Buy This Film
2005
Rated: PG-13 for adult language, and violence.
Genre: Science Fiction Thriller Drama Romance
Directed By: John Maybury
Running Time: 1:43
Review by: Felix Vasquez Jr.
Review Date: 6/30/06
DVD Features:
Project history and deleted scenes
The Look of The Jacket: special effects featurette
Theatrical trailer

THE JACKET

 

Why was this in Fangoria? I mean granted, “The Jacket” would not be described as a fun romp in the woods, but I just couldn’t understand why it would be considered a horror film. More appropriately, “The Jacket” is a very cerebral Lynchian film about the effects of war on soldiers who find that life outside the battlefield is just as horrifying as life inside. “The Jacket”, when not overly examined, is a very fascinating parable about a man trying to fix what’s right and is desperately attempting to atone for his sins with his ability to skip back and forth in time for what he conceives as a purpose. His ability to do so is used to give this mom and daughter more time in their lives, question is will changing the future lengthen the life, or just cause the fate to work in another way?

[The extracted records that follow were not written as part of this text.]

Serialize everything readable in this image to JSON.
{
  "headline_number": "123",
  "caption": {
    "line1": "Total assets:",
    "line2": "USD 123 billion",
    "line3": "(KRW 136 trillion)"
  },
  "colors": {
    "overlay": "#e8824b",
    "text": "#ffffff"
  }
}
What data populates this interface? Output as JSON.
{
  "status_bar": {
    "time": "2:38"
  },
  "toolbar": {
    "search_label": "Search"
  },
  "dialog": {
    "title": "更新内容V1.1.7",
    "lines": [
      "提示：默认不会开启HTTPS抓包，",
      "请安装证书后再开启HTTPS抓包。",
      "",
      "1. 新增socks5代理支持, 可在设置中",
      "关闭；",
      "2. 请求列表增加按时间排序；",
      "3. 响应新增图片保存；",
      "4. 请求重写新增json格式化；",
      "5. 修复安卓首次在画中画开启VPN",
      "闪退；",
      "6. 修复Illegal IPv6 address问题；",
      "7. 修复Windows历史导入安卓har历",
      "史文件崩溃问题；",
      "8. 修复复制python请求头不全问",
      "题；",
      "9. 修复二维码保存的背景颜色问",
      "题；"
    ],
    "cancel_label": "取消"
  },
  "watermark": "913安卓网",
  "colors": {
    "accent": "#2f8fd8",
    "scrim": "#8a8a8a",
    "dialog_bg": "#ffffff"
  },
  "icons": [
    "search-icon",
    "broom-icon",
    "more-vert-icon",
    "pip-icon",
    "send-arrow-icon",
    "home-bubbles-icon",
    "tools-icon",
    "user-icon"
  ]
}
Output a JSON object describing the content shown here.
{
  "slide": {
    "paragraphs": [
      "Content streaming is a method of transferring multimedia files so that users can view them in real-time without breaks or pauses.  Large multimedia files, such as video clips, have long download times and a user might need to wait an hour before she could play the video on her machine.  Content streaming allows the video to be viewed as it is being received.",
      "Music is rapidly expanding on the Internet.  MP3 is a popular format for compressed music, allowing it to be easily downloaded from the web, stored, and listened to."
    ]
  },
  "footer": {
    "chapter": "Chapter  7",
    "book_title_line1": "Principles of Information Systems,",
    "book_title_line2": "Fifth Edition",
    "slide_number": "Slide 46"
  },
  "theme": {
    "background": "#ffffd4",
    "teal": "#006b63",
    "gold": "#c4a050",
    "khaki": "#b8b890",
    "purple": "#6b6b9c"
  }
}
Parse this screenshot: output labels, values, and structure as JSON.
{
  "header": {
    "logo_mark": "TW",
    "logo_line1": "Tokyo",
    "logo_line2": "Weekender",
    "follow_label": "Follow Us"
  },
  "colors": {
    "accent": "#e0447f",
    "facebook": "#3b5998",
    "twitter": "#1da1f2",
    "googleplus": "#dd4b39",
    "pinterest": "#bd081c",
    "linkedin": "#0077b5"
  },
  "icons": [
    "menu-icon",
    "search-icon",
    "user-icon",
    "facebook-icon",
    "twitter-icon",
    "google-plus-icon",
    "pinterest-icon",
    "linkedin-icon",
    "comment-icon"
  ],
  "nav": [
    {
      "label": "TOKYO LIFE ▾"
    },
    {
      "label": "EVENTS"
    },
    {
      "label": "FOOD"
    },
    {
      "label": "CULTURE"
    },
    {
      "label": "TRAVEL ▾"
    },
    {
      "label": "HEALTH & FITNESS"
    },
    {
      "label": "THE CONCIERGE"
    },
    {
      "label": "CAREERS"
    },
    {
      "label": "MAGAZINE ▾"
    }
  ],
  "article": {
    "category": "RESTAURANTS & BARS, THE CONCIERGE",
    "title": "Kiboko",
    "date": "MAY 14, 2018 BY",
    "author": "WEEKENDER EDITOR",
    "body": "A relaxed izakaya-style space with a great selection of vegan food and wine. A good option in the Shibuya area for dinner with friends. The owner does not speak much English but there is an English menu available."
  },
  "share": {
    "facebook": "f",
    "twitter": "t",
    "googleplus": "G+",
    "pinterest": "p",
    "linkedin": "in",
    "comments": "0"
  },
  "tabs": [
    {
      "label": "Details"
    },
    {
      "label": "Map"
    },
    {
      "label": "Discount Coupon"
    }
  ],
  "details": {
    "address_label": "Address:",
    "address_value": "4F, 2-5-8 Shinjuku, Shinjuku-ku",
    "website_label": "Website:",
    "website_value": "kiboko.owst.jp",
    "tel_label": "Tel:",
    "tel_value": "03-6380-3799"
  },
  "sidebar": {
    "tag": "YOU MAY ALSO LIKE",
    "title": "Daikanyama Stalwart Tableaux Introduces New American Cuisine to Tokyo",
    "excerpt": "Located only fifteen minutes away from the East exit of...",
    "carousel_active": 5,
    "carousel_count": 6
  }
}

“The Jacket” also presents a provoking glimpse at a character that may or may not exist, and or may or may not be alive. Writer Massy Tadjedin presents fascinating ideas about death, time travel, and the ability to change it with one action. On the talent side, there are very good performances with Daniel Craig as a mental patient who helps Jack discover the origins of his abilities, and Adrien Brody who is a gripping a anti-hero who falls for the girl he decides to help. Jack really ends up being more of a protective entity, a guiding angel, or he could just be a ghost. Either way, “The Jacket” presents some fascinating ideas and story devices to its audience and challenges it to decipher what exactly is unfolding before them.

Why was this in Fangoria? Because I think horror is the last genre I’d define “The Jacket” as, especially since it really doesn’t cover any new ground. It’s a time hopping semi-philosophical allegory that once again seems to be inspired by films like “Donnie Darko”, “The I Inside”, and “Butterfly Effect” where it features a hero that may or may not be alive, and may or may not be in this reality struggling to decide where he belongs, and how to fix what he’s broken. As all the others, this also deals in time, and time contradictions and never really explores anything new beyond the whole jacket device. “The Jacket” really strives to be better, you can almost feel it desperately attempting to become better than it is throughout the entirety of the film, but it never achieves it, because it’s so limp.

What makes Jackie so special? Why do the doctors put patients in the jacket again? Was this a form of chemical testing or was Jack supposed to have been time shifting? There have been so many films like this in the last six years already, who needs one more of these semi-existential mysteries? And what was the mystery after all beyond the typical Christ allegories? “The Jacket” is never as interesting as it thinks it is and prefers limp surreal imagery over truly compelling characterization which never works as much as it tries, especially when Jackie is a boring personality, and Jack never goes beyond the brooding soldier routine. Even though it attempts the whole sad, melancholy climax, I was just left scratching my head and trying to wrap my brain around the plot.

While it has the right idea in terms of ideas and concepts, and is occasionally a very interesting bit of a mystery, it really never becomes nothing more than a take on “Donnie Darko” in which a man has to save others at the cost of his own life through surreal flashbacks. Though Craig and Knightley give good performances, “The Jacket” never gets off the ground and remains a limp boring drama.

  • I’d gladly have Keira Knightley with sprinkles and two scoops.
  • Why was this covered in “Fangoria” again?